Dorzucę przysłowie: raz na wozie raz w nawozie (nie pamiętam, gdzie zasłyszałem)

Re: Uwaga bija!

: 15 marca 2005
autor: Sakura
hehe a to faktycznie bardzo pouczająca historyjka ;) było trzeba poprosić o paragon albo fakrute ? :] ciekaw jestem co by w takiej pisało .. ("Rabunek - przyjęte 5 zł - 3 zł reszta" ;)

Re: Uwaga bija!

: 16 marca 2005
autor: Plaargath
Hehehe, odliczyłbym sobie od podatku, hehehe

Re: Uwaga bija!

: 9 stycznia 2006
autor: Mizusashi
Nie wiem czy padło tu to pytanie, ale mimo wszystko je zadam:

Czy macie świadomość, że na ulicy możecie zrobić komuś krzywdę lub nawet zabić?

Re: Uwaga bija!

: 9 stycznia 2006
autor: Plaargath
Na ulicy, na treningu, na uczelni, w pracy, w domu, sobie, innym. Wystarczy nie myśleć albo mieć pecha. Mamy. :D

Re: Uwaga bija!

: 9 stycznia 2006
autor: Sakura
Szczerze powiem że właśnie tego mnie nauczyły najmocniej sztuki walki. Kiedy zaczynałem ćwiczyć walkę wręcz, to nie ma się co oszukiwać, nie chciałem być agresywny ale chciałem umieć się skutecznie bronić....

Teraz chcę tego samego ale czuję się odpowiedzialny na tyle że wolę uniknąć walki niż pokazać komuś że mogę być lepszy...

Po pierwsze dlatego że nie muszę nikomu niczego udowadniać (mam wysokie poczucie własnej wartości)

Po drugie, bo mojego honoru nie jest w stanie obrazić jakiś pijak albo gówniarz (już dawno się nauczyłem że nie o to chodzi w honorze)
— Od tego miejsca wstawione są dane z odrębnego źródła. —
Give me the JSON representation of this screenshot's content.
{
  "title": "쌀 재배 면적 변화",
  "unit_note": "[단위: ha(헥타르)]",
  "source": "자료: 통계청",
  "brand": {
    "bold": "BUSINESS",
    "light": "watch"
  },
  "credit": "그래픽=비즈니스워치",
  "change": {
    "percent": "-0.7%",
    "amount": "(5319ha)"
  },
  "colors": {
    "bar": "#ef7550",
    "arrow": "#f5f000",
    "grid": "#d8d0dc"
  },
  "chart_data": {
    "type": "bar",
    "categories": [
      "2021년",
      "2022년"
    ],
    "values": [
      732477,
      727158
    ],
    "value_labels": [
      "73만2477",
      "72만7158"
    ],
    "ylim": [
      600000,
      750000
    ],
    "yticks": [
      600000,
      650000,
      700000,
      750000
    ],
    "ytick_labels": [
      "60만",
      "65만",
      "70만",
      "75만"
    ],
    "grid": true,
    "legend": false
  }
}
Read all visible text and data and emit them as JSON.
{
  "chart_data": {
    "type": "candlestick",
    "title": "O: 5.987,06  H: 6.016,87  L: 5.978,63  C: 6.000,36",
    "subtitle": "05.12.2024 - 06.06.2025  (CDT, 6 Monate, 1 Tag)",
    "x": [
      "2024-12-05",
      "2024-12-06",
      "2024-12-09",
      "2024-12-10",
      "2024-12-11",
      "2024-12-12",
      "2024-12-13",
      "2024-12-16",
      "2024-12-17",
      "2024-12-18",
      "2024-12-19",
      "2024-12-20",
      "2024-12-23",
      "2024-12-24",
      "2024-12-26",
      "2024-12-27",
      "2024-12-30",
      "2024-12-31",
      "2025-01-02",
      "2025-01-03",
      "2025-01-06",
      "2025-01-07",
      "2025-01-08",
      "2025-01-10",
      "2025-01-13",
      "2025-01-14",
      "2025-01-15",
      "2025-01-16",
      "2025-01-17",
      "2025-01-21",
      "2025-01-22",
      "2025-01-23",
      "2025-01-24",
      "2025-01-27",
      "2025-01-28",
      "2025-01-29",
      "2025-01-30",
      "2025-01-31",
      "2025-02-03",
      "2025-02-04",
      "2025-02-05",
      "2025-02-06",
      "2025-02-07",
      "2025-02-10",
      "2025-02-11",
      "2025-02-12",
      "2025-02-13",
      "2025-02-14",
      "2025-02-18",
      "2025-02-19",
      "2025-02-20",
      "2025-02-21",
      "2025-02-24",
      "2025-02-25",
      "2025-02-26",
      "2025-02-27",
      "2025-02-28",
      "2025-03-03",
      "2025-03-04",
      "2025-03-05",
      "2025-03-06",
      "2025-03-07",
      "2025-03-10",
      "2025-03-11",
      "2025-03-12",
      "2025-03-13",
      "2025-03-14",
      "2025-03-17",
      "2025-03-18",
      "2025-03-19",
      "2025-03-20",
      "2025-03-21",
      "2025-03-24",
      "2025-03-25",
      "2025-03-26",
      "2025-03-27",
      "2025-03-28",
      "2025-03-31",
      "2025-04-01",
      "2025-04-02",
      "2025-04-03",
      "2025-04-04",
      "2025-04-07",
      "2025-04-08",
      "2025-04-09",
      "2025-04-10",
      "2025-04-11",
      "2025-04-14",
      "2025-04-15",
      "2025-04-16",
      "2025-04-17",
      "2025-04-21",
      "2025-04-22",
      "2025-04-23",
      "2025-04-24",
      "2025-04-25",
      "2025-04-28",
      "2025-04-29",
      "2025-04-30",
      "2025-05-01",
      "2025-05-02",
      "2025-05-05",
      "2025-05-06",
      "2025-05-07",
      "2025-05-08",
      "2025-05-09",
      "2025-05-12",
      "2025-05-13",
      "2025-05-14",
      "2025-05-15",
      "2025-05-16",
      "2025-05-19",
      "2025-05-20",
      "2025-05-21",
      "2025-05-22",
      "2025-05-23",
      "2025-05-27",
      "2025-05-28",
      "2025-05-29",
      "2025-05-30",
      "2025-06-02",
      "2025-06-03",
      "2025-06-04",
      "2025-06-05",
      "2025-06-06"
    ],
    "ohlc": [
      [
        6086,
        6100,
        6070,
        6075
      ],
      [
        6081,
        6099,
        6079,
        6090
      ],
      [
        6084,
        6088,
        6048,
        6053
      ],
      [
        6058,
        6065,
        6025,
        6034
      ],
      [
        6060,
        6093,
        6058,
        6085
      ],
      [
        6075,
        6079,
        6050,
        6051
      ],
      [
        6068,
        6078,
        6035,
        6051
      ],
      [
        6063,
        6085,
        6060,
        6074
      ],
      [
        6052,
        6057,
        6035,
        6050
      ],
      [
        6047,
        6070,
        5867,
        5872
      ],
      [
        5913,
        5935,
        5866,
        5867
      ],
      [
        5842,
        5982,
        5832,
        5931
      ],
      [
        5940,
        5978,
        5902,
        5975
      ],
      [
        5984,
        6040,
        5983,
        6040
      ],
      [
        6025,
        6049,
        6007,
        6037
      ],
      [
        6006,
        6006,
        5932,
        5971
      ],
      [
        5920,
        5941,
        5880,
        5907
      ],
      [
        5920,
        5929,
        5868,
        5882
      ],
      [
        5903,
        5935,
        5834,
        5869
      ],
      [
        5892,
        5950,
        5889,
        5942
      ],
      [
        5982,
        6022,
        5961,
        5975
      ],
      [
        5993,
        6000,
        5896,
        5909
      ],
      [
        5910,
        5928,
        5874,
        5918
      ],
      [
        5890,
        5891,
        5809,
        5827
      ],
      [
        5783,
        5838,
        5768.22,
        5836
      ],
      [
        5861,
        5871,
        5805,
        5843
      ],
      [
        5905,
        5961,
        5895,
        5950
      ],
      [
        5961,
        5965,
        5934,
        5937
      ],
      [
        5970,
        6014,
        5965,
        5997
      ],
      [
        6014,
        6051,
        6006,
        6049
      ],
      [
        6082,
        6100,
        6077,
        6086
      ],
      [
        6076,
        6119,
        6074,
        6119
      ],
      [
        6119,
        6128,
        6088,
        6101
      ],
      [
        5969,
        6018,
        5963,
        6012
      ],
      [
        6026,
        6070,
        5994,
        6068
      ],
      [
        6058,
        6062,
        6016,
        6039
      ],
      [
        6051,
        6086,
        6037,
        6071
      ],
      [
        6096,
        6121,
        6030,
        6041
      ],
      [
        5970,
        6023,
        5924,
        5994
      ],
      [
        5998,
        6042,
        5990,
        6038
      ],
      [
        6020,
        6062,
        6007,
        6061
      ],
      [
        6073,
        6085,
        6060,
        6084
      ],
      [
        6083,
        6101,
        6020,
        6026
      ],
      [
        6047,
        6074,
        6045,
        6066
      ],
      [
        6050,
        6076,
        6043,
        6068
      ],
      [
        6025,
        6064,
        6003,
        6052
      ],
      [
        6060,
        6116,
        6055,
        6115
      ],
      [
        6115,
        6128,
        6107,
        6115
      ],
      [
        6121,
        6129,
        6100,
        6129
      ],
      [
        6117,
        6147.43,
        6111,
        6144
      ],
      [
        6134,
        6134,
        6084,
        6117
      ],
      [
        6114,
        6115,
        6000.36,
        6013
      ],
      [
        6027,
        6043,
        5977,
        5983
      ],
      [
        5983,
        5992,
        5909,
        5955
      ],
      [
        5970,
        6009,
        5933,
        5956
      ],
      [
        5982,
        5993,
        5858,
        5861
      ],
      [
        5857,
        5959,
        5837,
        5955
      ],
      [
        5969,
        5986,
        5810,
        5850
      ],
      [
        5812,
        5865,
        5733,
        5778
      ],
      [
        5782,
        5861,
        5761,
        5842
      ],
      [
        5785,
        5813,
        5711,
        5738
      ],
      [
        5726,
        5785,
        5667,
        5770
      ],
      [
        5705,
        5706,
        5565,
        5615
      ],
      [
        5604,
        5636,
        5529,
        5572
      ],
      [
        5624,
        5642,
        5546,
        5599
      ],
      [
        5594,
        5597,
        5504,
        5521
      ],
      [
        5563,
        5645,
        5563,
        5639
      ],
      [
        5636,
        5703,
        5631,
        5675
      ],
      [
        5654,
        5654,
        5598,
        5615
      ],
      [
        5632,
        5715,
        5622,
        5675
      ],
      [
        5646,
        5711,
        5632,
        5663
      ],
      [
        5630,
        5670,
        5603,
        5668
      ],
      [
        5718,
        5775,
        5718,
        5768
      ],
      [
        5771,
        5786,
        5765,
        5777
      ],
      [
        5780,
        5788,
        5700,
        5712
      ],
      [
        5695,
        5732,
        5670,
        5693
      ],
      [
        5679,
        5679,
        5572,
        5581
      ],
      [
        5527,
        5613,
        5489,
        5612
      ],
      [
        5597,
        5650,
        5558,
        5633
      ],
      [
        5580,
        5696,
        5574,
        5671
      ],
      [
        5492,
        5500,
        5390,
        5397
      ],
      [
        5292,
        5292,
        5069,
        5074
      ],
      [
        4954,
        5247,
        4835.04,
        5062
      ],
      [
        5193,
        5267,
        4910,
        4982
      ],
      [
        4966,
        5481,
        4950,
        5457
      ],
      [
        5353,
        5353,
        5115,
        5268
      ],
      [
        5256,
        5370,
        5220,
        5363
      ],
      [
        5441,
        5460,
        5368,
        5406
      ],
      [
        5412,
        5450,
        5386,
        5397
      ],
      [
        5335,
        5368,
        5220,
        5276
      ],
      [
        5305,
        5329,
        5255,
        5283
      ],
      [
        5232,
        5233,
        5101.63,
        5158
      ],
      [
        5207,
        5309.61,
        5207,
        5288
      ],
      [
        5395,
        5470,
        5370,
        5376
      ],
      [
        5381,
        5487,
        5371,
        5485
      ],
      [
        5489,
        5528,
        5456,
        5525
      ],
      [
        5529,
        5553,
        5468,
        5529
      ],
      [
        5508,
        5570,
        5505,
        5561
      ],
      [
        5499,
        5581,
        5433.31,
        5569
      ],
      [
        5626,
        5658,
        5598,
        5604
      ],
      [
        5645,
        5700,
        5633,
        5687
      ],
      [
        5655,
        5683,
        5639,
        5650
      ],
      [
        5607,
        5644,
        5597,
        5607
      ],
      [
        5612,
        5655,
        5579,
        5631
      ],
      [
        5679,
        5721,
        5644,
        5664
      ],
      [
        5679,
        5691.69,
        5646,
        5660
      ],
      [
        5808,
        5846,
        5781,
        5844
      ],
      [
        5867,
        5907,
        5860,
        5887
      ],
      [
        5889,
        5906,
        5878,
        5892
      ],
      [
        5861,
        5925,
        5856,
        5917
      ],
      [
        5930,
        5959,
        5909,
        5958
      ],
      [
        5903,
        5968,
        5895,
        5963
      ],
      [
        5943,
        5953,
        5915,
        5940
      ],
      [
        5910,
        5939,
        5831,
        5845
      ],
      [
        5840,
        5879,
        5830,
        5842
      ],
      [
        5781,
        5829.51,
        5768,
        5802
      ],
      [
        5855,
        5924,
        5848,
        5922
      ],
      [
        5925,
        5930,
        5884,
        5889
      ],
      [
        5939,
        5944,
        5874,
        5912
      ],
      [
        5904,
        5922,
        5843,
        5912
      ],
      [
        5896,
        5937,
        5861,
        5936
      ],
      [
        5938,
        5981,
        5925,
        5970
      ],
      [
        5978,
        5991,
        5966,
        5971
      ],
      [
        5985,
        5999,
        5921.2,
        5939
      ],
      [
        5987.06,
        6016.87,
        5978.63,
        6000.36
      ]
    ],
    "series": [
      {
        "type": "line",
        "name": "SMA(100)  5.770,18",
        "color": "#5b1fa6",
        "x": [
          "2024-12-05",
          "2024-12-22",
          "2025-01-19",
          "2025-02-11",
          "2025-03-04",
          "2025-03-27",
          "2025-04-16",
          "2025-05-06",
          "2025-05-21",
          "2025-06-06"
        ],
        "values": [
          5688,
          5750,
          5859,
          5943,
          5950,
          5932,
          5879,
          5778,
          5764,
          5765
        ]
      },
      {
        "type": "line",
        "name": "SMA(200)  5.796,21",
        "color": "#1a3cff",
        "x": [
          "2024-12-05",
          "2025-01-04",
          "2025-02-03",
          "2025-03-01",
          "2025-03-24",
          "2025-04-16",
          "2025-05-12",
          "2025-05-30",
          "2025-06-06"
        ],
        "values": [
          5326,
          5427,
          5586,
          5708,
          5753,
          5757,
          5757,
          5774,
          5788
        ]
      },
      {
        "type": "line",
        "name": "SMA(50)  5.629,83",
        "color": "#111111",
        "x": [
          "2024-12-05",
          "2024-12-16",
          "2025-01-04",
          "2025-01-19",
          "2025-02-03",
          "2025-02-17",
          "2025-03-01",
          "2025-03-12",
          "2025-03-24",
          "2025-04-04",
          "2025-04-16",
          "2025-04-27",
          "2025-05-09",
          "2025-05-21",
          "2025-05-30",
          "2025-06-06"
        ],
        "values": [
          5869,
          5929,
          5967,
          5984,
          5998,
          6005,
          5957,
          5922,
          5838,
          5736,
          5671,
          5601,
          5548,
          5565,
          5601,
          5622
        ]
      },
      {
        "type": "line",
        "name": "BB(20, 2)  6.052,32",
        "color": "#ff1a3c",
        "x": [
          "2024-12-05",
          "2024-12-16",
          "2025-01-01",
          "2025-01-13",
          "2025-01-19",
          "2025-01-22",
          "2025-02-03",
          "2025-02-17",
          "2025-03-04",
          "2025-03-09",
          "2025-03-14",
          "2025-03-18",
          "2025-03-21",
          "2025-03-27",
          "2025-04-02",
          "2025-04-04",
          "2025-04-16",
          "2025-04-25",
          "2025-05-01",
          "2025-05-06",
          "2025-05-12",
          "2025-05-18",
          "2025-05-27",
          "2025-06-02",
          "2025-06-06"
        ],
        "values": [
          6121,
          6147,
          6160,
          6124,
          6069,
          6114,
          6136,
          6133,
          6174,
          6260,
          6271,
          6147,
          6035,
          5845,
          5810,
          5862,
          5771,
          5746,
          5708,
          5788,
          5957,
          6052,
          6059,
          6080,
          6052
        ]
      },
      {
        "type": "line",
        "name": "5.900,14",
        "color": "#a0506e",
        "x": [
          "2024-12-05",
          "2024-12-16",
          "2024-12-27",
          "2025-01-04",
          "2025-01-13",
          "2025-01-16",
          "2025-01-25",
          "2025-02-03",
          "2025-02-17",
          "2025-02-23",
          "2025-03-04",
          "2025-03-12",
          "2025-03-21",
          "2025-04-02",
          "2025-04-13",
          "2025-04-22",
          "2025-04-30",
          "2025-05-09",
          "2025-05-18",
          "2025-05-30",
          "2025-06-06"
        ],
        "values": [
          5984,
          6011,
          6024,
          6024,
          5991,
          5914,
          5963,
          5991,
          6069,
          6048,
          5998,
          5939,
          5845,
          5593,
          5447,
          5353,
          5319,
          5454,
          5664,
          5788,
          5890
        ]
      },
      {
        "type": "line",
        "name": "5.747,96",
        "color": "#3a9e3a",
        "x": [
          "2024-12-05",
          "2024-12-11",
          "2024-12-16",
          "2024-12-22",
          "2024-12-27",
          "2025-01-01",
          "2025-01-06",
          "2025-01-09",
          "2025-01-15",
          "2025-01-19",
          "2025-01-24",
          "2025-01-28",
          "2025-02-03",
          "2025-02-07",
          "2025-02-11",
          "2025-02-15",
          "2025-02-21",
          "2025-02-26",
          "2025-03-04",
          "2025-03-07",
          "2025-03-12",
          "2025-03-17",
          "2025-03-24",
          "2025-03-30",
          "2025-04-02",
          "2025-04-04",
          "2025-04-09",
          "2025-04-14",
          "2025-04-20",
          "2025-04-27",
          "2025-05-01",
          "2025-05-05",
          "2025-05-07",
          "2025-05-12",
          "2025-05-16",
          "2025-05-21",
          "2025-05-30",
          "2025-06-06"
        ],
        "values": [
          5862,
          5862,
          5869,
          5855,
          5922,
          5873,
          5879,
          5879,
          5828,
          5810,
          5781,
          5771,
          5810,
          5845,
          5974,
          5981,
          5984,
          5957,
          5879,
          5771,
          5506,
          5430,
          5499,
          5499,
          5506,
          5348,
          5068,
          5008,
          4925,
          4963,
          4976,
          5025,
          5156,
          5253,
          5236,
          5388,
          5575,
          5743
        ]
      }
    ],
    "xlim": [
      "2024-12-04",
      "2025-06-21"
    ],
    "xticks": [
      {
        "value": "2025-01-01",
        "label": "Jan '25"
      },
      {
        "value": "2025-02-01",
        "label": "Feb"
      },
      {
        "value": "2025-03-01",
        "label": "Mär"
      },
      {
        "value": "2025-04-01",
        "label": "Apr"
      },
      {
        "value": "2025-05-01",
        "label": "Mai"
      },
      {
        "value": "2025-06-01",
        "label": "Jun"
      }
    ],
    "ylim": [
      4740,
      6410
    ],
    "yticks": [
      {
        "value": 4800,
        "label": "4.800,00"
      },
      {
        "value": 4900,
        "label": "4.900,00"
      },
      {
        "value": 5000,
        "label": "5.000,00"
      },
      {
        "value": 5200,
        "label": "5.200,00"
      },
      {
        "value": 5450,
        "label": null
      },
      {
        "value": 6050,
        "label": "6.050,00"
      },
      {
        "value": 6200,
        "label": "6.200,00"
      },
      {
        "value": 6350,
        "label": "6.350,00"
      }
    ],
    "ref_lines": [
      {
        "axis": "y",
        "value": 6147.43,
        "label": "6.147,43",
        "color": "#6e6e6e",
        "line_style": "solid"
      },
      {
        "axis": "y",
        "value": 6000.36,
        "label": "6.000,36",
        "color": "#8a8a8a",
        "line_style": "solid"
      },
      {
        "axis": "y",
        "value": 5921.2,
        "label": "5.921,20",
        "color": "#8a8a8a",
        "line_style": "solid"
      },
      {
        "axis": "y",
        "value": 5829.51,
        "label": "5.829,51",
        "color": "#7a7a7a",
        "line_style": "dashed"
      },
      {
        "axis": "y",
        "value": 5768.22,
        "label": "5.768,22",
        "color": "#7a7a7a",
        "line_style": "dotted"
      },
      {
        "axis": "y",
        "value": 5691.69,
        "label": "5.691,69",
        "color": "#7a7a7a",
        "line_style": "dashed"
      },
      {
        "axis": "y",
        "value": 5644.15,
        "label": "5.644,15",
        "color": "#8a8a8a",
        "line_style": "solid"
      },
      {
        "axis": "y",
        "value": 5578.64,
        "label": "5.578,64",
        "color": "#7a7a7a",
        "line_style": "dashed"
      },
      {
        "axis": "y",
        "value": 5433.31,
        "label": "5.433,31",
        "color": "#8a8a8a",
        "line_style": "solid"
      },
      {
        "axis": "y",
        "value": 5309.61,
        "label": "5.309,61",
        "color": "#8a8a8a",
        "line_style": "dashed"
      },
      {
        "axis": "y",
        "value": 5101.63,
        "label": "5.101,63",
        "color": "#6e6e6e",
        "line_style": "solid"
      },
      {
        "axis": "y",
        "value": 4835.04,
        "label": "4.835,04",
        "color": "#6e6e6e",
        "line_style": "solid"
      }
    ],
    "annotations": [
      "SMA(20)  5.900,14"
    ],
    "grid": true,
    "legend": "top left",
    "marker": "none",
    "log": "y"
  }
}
Po trzecie dla tego właśnie, że zdaje sobię sprawe z konsekwencji, nie tyle prawnych ile po prostu indywidualnych moralnych, bo wiem jak łatwo cżłowiekowi wyrządzić trwałą krzywdę... pytanie tylko po co ?

Pozdrawiam

Re: Uwaga bija!

: 10 stycznia 2006
autor: Mizusashi
wspaniałe podejście... prawidłowo :D .

Ja (jak już kiedyś wspominałem) nie miałem okazji spotkać się z dresem twarzą w twarz, ale mam wyobrażnię (dzięki aikido) i mam nadzieję że mnie nie zawiedzie w chwili prawdy. :lol:

Re: Uwaga bija!

: 20 czerwca 2006
autor: Ihei
Najgorzej to jak człowiek zaczyna sobie zadawać pytanie - czy rzeczywiście unikam walki bo jestem taki dobry, czy dlatego że jestem cienki i pokrywam to frazesami. W tym momencie dostrzegłem sens walki sportowej, którą jako człowiek młody, a głupi pogardzałem.

Nawiasem mówiąc, to nasza denna kultura produkuje stereotyp bohatera, co wszystkich rozwala jedną ręką. Obciążenie psychiczne jest ogromne, kiedy nagle odkrywasz siebie jako ofiarę. Tymczasem ludzie, którzy walczyli naprawdę, wiedzą, że największym osiągnięciem w walce jest dostać, a potem się podnieść i umieć z tym żyć.

Jest taka legenda o Musashim, że mistrzem miecza został nie po tym jak wygrał te dziesiątki pojedynków, tylko po tym jak jakiś dziadek nawrzucał mu i złoił go motyką.

Re: Uwaga bija!

: 11 listopada 2006
autor: Bushi
jak zaczynałem trenować karate w 6 klasie podstawówki (zaczałem w lutym '97) to zdażały mi sie jakies bujeczki w szkole ale wtedy jeszcze niczego niewyniosłem z treningów... jak juz wyniosłem to byłem bardziej opanowany i unikałem bujek a zostało mi to do tej pory;)
miałem tylko problem w liceum bo kilku chłopaków chiało pobić "jakiegoś karatekę" ale niedałem sie sprowokować... mimo że nieraz idac późno z treningu miałem nunchaku w pogotowiu to i tak niemusiałem uzywać przemocy na ulicy i mam nadzieje że zostanie tak do końca...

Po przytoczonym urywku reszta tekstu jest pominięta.